If a person is found to have two PRKN gene variants, we can usually assume that one variant came from each of their parents. Individuals with two PRKN variants will automatically pass one variant on to each of their children. Both males and females can pass on and inherit these variants.
Gene variants in PINK1 are associated with features of classic Parkinson’s disease, but symptoms are usually slower in progression, and may have less non-motor features.
PINK1 variants are inherited in an autosomal recessive pattern. This means that a person has to inherit two gene variants, one from each parent, to have the disease. Individuals with only one variant are sometimes called carriers and typically will not have the disease. If a person has two recessive variants, we can assume that one variant came from each of their parents. Individuals with two recessive variants will automatically pass one variant on to each child. Both males and females can pass on and inherit these variants.
Having two variants in the PINK1 gene almost always causes Parkinson’s disease and usually at a much younger age, such as before age 40 years. Both parents and all children of the affected person will have at least one copy of the variant. Individuals with just one gene variant will usually not have Parkinson’s disease, however there is evidence to suggest they might be at a slightly increased risk.
Gene variants in the PARK7 (also called DJ1) gene are associated with features of classic Parkinson’s disease. However, symptoms are usually slower in progression, and may have less non-motor features.

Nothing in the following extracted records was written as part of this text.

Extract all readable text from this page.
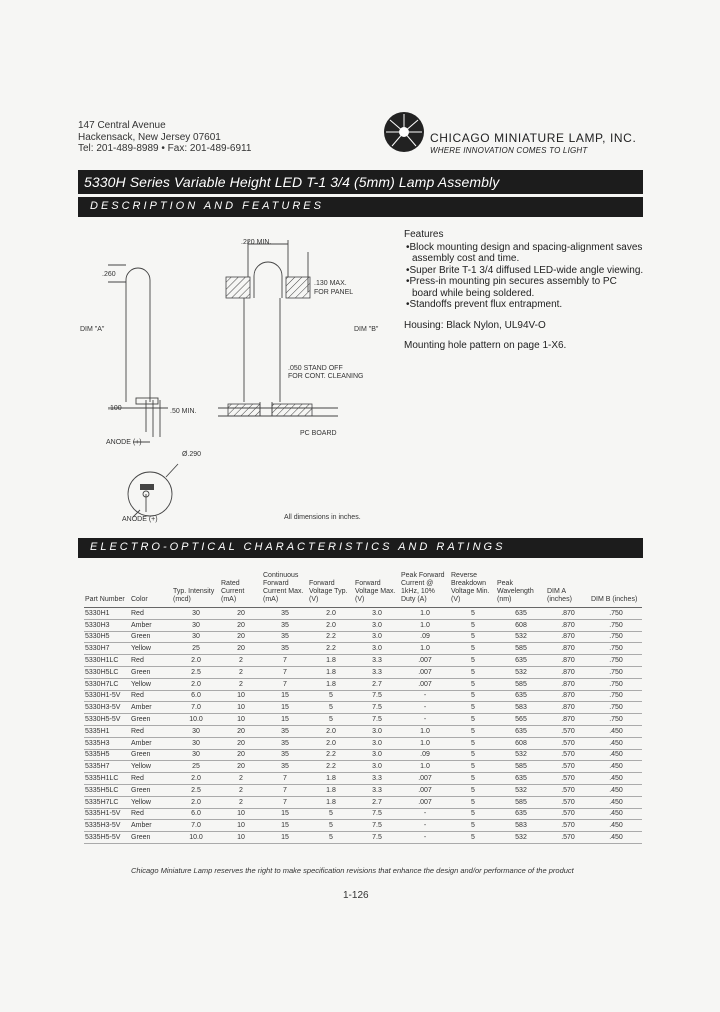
147 Central Avenue
Hackensack, New Jersey 07601
Tel: 201-489-8989 • Fax: 201-489-6911
CHICAGO MINIATURE LAMP, INC.
WHERE INNOVATION COMES TO LIGHT
5330H Series Variable Height LED T-1 3/4 (5mm) Lamp Assembly
DESCRIPTION AND FEATURES
.220 MIN.
.260
.130 MAX.
FOR PANEL
DIM "A"	DIM "B"
.050 STAND OFF
FOR CONT. CLEANING
.100	.50 MIN.
ANODE (+)
PC BOARD
Ø.290
ANODE (+)	All dimensions in inches.
Features
• Block mounting design and spacing-alignment saves assembly cost and time.
• Super Brite T-1 3/4 diffused LED-wide angle viewing.
• Press-in mounting pin secures assembly to PC board while being soldered.
• Standoffs prevent flux entrapment.

Housing: Black Nylon, UL94V-O

Mounting hole pattern on page 1-X6.

ELECTRO-OPTICAL CHARACTERISTICS AND RATINGS
Part Number	Color	Typ. Intensity (mcd)	Rated Current (mA)	Continuous Forward Current Max. (mA)	Forward Voltage Typ. (V)	Forward Voltage Max. (V)	Peak Forward Current @ 1kHz, 10% Duty (A)	Reverse Breakdown Voltage Min. (V)	Peak Wavelength (nm)	DIM A (inches)	DIM B (inches)
5330H1	Red	30	20	35	2.0	3.0	1.0	5	635	.870	.750
5330H3	Amber	30	20	35	2.0	3.0	1.0	5	608	.870	.750
5330H5	Green	30	20	35	2.2	3.0	.09	5	532	.870	.750
5330H7	Yellow	25	20	35	2.2	3.0	1.0	5	585	.870	.750
5330H1LC	Red	2.0	2	7	1.8	3.3	.007	5	635	.870	.750
5330H5LC	Green	2.5	2	7	1.8	3.3	.007	5	532	.870	.750
5330H7LC	Yellow	2.0	2	7	1.8	2.7	.007	5	585	.870	.750
5330H1-5V	Red	6.0	10	15	5	7.5	-	5	635	.870	.750
5330H3-5V	Amber	7.0	10	15	5	7.5	-	5	583	.870	.750
5330H5-5V	Green	10.0	10	15	5	7.5	-	5	565	.870	.750
5335H1	Red	30	20	35	2.0	3.0	1.0	5	635	.570	.450
5335H3	Amber	30	20	35	2.0	3.0	1.0	5	608	.570	.450
5335H5	Green	30	20	35	2.2	3.0	.09	5	532	.570	.450
5335H7	Yellow	25	20	35	2.2	3.0	1.0	5	585	.570	.450
5335H1LC	Red	2.0	2	7	1.8	3.3	.007	5	635	.570	.450
5335H5LC	Green	2.5	2	7	1.8	3.3	.007	5	532	.570	.450
5335H7LC	Yellow	2.0	2	7	1.8	2.7	.007	5	585	.570	.450
5335H1-5V	Red	6.0	10	15	5	7.5	-	5	635	.570	.450
5335H3-5V	Amber	7.0	10	15	5	7.5	-	5	583	.570	.450
5335H5-5V	Green	10.0	10	15	5	7.5	-	5	532	.570	.450
Chicago Miniature Lamp reserves the right to make specification revisions that enhance the design and/or performance of the product
1-126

PARK7 (DJ1) variants are inherited in an autosomal recessive pattern. This means that a person usually has to inherit two PARK7 (DJ1) gene variants (one from each parent) to have the disease. Having two variants in PARK7 (DJ1) almost always causes Parkinson’s disease and usually at a much younger age, such as before age 40 years. Individuals with just one PARK7 (DJ1) gene variant will usually not have Parkinson’s disease, however there is evidence to suggest they might be at a slightly increased risk to develop Parkinson’s disease in their lifetime.

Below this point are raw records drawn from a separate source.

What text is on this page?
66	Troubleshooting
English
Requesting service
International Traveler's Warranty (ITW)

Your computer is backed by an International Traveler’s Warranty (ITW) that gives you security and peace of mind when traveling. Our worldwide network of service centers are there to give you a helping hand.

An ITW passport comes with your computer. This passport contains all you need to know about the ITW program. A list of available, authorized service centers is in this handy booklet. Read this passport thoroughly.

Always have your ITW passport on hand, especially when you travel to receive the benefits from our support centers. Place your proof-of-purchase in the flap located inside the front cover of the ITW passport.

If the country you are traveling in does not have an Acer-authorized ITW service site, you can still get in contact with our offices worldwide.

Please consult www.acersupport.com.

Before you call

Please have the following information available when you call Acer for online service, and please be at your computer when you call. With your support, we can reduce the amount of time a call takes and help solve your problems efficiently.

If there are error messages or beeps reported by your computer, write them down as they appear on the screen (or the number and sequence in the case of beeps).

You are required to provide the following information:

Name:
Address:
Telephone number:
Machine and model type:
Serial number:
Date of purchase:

If a person has two PARK7 (DJ1) gene variants, we can assume that one variant came from each of their parents. Individuals with two PARK7 (DJ1) variants will automatically pass one variant on to each child. Both males and females can pass on and inherit these variants.
Currently, only one specific variant in the VPS35 gene, called Asp620Asn, is known to be disease-causing for Parkinson’s disease. This variant is associated with classic symptoms of Parkinson’s disease, but possibly with an earlier age of onset than average. VPS35 variants are a rare cause of Parkinson’s disease.
VPS35 variants are inherited in an autosomal dominant fashion. This means that a person only needs to inherit one VPS35 gene variant to have Parkinson’s disease or the associated risk of Parkinson’s disease. This also means that both males and females can pass on and inherit the variant. Each child of a person with a VPS35 variant has a 50% (or 1 in 2) chance to inherit the variant. Similarly, this individual has a 50% (or 1 in 2) chance to not inherit the variant from their parent. Most individuals with a VPS35 variant will have an affected parent. However, not everyone with a VPS35 variant develops Parkinson’s disease; this is called incomplete penetrance.